Training Tip: The tell-all technique

July 22, 2013

You have barely leveled off at the assigned altitude and heading for your checkride, and already the designated examiner has a fair idea of what to expect from the rest of your performance.

How is that possible after such a brief time sharing your cockpit?

It’s tied directly to the basic aspects of your earliest training. Specifically, do you move the controls in a coordinated fashion, inducing aircraft motion around one or more axes while controlling for adverse motion in another? Or do you appear unaware of the aircraft’s responses to your control pressures, slipping and skidding through checkride tasks?

An operation as simple as turning to an assigned heading can tell all.

Suppose you have been asked to perform a right turn from north to east. If you bank the aircraft to the right without applying right rudder, what happens? Initially, the nose will yaw left. That’s a response to the lift and drag added to the left wing by downward deflection of its aileron

Even if the examiner appears busy scribbling on a clipboard, he or she will sense the “uncoordinated” turn as a sideways nudge in the seat—an unpleasant sensation, especially if repeated multiple times during a flight.

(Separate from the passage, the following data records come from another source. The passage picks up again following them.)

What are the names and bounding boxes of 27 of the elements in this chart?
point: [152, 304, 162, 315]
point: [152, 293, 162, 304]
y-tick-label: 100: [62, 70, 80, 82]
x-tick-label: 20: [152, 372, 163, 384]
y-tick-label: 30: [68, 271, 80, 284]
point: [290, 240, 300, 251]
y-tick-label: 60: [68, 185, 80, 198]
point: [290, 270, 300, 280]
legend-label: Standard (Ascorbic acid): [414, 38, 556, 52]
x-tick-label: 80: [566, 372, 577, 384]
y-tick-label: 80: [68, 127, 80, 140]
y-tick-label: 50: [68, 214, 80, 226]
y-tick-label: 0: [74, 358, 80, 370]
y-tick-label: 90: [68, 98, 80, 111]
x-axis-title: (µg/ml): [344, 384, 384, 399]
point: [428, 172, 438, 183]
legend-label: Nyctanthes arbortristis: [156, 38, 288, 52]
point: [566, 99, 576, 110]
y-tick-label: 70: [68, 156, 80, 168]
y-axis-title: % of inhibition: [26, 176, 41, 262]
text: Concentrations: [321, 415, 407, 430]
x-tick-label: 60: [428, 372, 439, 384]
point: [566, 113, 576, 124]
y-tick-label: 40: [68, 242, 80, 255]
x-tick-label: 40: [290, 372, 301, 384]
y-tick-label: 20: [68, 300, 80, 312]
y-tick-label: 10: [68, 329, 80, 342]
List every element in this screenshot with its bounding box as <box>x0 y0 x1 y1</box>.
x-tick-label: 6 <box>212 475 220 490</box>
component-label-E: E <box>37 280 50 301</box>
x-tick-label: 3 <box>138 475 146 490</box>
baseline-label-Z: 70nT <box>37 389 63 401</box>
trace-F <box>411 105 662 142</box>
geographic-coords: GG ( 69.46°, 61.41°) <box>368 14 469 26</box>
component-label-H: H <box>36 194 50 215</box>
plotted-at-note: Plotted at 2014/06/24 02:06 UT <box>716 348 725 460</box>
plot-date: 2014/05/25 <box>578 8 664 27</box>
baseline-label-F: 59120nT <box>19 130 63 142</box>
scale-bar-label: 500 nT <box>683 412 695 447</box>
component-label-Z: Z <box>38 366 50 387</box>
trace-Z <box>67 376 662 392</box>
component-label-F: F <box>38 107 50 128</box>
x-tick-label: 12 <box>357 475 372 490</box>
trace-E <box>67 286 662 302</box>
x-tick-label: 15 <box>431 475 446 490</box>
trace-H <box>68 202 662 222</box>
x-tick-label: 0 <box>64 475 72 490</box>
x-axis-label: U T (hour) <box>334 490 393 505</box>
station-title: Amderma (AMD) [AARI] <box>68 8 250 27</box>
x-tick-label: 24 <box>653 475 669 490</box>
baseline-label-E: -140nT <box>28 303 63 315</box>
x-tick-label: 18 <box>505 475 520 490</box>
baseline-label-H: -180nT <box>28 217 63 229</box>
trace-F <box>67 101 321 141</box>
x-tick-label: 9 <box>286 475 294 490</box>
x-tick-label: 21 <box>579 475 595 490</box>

That sickly sensation becomes downright uncomfortable in slow flight, when the adverse-yaw effect of even small aileron deflections intensifies. There’s a safety issue here: If left uncorrected, adverse yaw is what turns stalls into spins.

Whether in normal or slow flight, the same uncoordinated use of the controls that spoils a turn entry is likely to ruin the rollout as well. As you start rolling out of that right turn, simultaneously add a touch of left rudder. If the nose does not slew farther right as you begin the rollout, and if you feel no sideways motion in your seat, you have achieved coordination.

Here’s a good warm-up exercise for any training flight: After level-off, perform several gentle banks left, right, left, right. Focus on using rudder to keep the nose pinned to a prominent visual reference.

Wait—doesn’t the little ball in the inclinometer tell you if your flying is coordinated?

It does provide a synthetic indication of coordinated flight. But if your turns feel smooth, and if the aircraft’s nose obediently moves only in the desired direction, the ball only confirms what you (and the examiner) already know.